BMD measurement will be determined by central DXA according to the 2004 and 2007 recommendations of the International Society for Clinical Densitometry ISCD (available at: http://www.iscd.org/Visitors/positions/OfficialPositionsText.cfm) for the interpretation of the results using a Lunar GE model "Prodigy Advance" densitometer with 11.4 software and with BMD and T-score determination with NHANES III references. The densitometry diagnostic criteria used are the 1994 WHO criteria which classify the results into 3 groups according to the levels of BMD values of the femoral neck: normal (T-score > -1), osteopenia (T-score between -2.5 and -1) and osteoporosis (T-score ≤ -2.5).
Additional file 1 shows the clinical factors of fracture risk analysed with the structured questionnaire (QRF), dietary intake of calcium and drugs use.

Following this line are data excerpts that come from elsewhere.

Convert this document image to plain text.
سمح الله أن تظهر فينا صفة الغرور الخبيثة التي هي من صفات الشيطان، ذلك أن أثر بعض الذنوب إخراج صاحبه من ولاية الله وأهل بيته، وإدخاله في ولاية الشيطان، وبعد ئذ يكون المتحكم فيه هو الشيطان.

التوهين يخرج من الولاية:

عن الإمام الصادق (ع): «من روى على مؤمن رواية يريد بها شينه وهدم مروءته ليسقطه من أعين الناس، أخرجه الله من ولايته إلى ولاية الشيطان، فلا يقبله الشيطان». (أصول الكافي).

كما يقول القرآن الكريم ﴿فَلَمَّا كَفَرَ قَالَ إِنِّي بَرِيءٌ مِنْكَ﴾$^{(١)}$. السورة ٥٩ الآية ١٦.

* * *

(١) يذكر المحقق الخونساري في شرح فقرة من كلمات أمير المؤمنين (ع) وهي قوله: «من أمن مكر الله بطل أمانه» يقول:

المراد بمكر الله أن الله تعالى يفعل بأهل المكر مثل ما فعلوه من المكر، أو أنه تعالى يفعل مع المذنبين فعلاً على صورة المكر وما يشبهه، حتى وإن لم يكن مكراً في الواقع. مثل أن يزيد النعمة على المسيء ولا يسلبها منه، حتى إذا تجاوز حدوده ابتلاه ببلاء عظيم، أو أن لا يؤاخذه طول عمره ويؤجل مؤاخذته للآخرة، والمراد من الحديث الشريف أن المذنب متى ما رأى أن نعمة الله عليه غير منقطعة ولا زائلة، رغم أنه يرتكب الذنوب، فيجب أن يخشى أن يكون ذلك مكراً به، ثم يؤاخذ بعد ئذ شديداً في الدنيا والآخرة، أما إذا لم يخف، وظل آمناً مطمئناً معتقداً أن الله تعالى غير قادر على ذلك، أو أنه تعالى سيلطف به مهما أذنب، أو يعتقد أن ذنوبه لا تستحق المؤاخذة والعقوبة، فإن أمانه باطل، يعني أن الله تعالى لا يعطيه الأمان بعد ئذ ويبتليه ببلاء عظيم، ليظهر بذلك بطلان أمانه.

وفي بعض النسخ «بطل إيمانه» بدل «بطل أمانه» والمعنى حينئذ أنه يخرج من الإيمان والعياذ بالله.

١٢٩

The estimated absolute risk of fracture at 10 years according to the FRAX™ tool is determined through the official web site (available at: http://www.shef.ac.uk/FRAX). The calculations of probability of fracture with or without the T-score will be analysed in parallel by two blinded investigators (patients anonymised and assigned an alphanumeric code). On the appearance of any difference a third and fourth blinded investigator will analyse the results and will recalculate the case.
Follow up variables
These variables include the appearance of incidental fracture in the last 10 years (dependent variable): the telephone questionnaire will be carried out with a telephone call made after 10 years of follow up. All the fractures will be confirmed through medical records and/or consultations to the health care centres after receiving authorisation from the participants. In all cases the follow up at 10 years will be completed in these subjects. In cases of death, the data related to the cause of death and the appearance of fractures will be requested from the relatives and by record checking.
The number of falls during the last year will be determined with the TQ. Review of the literature has shown different ways to analyse the falls occurring in the study subjects. The most frequently used method is considered in this study which asks about the number of falls during the year prior to the interview and whether a fracture was produced in any of the falls. Other variables to be collected during this period are: the appearance of important diseases, the taking of osteopenic drugs and the use of walking aids. Additional file 2 shows the telephone questionnaire.
Analysis plan
The characteristics of the population will be described according to univariate descriptive analysis. Simple comparisons of the baseline characteristics will be made among the participants and non participants of the cohort. The Chi-square test will be used to evaluate the association between qualitative variables. The Student's t-test or, if necessary, its non parametric equivalent, the Mann-Whitney U test, will be implemented to evaluate the differences in the distribution of a quantitative variable according to the categories defined by a binary exposure. To assess the differences in the distribution of a quantitative variable according to the categories defined by a categorical variable with more than 2 categories, ANOVA analysis of variance or its corresponding non parametric test (Kruskal-Wallis) will be used.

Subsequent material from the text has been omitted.